Meira Kumar is an India politician who was elected unopposed as the first woman Speaker of Lok Sabha who served from 2009 to 2014. Prior to this, Kumar's resume included her role as Cabinet Minister in the Ministry of Social Justice and Empowerment of Manmohan Singh's Congress-led Government. She was elected to the Lok Sabha, five times. She was also a presidential candidate for the 2017 elections. Even though she lost to Ramnath Kovind, Meira had the highest number of votes achieved by a losing candidate. She had quit Indian Foreign Service (IFS) to take part in electoral politics.
She had to fight gender stereotypes to reach great heights in her career. Her father wanted her to be a teacher but Muthulakshmi Reddy was more ambitious. She applied for admission to Maharaja's College (a men's college) but faced objections because the faculty feared that she might 'demoralize' male students. However, Maharaja of Pudukottai was impressed with her and gave her the admission.

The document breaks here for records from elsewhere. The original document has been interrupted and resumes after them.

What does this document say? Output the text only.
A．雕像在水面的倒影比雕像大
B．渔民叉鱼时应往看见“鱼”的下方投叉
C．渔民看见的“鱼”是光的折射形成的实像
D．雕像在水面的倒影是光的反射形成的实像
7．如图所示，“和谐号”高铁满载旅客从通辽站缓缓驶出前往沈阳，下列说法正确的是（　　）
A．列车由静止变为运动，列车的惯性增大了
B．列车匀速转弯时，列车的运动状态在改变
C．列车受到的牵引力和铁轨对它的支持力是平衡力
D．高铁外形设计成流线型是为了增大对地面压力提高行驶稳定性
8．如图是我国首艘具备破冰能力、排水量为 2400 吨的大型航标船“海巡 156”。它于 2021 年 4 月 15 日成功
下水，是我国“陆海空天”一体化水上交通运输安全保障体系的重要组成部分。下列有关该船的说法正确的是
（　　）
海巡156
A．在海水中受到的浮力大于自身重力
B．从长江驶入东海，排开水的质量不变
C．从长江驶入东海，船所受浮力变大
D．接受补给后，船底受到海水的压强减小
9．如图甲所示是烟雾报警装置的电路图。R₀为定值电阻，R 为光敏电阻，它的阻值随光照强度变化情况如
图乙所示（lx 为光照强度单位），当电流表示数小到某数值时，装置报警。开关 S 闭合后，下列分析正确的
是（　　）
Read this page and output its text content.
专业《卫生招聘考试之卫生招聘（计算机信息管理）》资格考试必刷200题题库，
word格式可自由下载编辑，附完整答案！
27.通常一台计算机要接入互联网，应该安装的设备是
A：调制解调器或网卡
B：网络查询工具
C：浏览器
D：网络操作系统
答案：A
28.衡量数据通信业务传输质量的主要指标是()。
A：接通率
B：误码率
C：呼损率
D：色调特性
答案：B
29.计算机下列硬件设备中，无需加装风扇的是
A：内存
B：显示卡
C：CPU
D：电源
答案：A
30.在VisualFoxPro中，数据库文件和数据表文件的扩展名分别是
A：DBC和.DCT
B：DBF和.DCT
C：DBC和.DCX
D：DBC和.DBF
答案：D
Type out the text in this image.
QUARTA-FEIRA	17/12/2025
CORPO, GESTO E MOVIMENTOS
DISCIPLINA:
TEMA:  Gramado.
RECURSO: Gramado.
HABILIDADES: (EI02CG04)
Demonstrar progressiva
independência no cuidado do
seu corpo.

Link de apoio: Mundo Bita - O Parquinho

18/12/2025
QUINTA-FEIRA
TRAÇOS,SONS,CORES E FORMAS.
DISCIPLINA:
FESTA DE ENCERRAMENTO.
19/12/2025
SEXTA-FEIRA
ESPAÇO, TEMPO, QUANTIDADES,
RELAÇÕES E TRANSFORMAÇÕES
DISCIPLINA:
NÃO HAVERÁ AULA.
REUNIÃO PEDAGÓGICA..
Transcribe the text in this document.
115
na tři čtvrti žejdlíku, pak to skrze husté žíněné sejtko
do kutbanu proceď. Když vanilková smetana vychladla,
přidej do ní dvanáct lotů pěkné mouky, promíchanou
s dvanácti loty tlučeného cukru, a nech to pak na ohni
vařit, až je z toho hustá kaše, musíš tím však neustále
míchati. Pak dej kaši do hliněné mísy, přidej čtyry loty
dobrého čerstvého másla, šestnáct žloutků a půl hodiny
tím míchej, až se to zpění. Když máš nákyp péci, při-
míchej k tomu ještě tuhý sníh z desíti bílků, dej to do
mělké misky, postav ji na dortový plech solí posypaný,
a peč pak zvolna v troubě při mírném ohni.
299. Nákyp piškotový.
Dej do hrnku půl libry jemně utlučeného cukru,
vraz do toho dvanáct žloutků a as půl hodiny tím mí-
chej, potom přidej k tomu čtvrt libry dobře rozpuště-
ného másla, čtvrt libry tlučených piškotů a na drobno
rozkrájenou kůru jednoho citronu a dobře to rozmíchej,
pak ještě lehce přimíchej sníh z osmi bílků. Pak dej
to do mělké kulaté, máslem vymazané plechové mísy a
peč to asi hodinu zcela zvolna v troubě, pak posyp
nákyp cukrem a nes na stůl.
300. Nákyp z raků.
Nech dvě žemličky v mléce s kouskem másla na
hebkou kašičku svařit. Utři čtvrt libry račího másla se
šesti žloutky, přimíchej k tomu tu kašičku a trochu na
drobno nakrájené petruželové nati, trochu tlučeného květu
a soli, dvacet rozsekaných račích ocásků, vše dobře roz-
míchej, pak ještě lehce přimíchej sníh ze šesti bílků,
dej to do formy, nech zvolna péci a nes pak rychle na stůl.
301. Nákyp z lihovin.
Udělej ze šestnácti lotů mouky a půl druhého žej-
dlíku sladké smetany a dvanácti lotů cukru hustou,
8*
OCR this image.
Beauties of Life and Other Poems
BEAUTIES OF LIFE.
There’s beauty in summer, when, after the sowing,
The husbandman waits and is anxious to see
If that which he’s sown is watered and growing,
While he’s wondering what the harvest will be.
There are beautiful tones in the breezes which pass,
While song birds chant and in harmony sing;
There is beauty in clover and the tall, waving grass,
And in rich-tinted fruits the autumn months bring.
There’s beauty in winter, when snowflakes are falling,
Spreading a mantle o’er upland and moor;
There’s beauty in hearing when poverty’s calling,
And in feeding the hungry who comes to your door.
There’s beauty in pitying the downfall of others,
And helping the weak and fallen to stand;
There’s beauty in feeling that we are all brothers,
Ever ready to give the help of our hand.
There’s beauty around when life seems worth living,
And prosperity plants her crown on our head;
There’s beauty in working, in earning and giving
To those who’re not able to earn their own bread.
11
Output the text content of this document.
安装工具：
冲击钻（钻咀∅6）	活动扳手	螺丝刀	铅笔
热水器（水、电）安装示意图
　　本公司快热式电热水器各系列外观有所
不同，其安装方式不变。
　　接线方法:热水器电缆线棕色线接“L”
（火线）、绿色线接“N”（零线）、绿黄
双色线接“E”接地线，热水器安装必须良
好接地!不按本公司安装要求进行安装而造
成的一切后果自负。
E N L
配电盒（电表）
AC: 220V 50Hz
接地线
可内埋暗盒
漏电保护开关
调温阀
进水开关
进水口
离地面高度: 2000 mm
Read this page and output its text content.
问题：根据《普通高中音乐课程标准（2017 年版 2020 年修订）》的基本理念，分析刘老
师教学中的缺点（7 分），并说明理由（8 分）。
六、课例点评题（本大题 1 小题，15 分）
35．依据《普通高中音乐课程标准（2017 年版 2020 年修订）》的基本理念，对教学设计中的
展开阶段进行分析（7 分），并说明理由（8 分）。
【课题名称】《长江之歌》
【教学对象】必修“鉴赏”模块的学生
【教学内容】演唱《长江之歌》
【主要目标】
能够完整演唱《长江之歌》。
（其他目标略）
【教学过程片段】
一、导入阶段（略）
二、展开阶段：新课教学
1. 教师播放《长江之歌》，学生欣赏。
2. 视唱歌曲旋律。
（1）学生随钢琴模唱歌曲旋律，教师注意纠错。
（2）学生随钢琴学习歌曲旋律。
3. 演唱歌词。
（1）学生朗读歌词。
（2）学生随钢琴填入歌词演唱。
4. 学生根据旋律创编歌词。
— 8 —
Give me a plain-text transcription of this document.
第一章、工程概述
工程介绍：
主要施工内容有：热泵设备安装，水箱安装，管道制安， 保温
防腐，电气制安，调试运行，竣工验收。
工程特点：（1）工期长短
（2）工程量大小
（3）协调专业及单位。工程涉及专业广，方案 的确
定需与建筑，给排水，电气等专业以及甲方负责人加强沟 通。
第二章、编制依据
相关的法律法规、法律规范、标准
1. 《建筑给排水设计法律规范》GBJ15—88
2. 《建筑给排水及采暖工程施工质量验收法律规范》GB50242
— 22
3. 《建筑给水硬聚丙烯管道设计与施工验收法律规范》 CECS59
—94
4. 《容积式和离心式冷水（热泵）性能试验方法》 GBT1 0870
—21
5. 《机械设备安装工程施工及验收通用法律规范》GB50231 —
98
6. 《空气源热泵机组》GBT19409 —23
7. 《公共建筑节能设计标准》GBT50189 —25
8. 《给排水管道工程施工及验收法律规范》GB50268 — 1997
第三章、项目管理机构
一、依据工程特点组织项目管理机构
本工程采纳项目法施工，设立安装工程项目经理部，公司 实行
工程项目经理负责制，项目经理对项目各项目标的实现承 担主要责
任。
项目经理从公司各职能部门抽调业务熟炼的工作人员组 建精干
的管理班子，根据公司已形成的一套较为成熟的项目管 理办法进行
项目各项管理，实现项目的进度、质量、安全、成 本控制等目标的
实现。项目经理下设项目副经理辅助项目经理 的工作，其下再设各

The first female legislator of India, she was a medical practitioner, women's rights activist and a social reformer. In 1927, she was appointed to the Madras Legislative Council.
Muthulaksmi stood for the cause of liberating India from British rule. As an icon for women, she has many firsts to her list such as first woman House Surgeon in the Government Maternity and Ophthalmic Hospital, the first woman legislator in India, Deputy President of the Legislative Council, Chairperson of the State Social Welfare Advisory Board, and the first Alderwoman of the Madras Corporation Avvai Home.
She worked for the orphan girls’ education and lodging and has also passed a resolution for a special hospital for women and children. Muthulaksmi played a role in passing the bill for the suppression of brothels and trafficking of women and children and set up a home to provide shelter to those rescued from brothels and their rehabilitation. She also started a cancer relief fund.
Begum Jahanara Shahnawaz led a political career of a rebel. She was vociferous about India's independence as well as Muslim women's rights and was an active member of the Muslim league as the daughter of Sir Muhammad Shafi. Married to Mian Shah Nawaz, who was also a politician, she was the first woman to be a member of the National Defense Council. Muslim League at the time opposed to it as they didn't want league members. She was removed from the league after she refused to give up her in the council.
She moved All India Muslim Women’s Conference to pass a resolution against polygamy, in 1918 and founded the Punjab Provincial Women’s Muslim League in 1937. She became a member of Women’s Central Subcommittee of the All India Muslim League in 1938 and eventually rejoined the Muslim League. She was the first woman in Asia to preside over a legislative session and also joined a round table conference with Radhabai Subbarayan.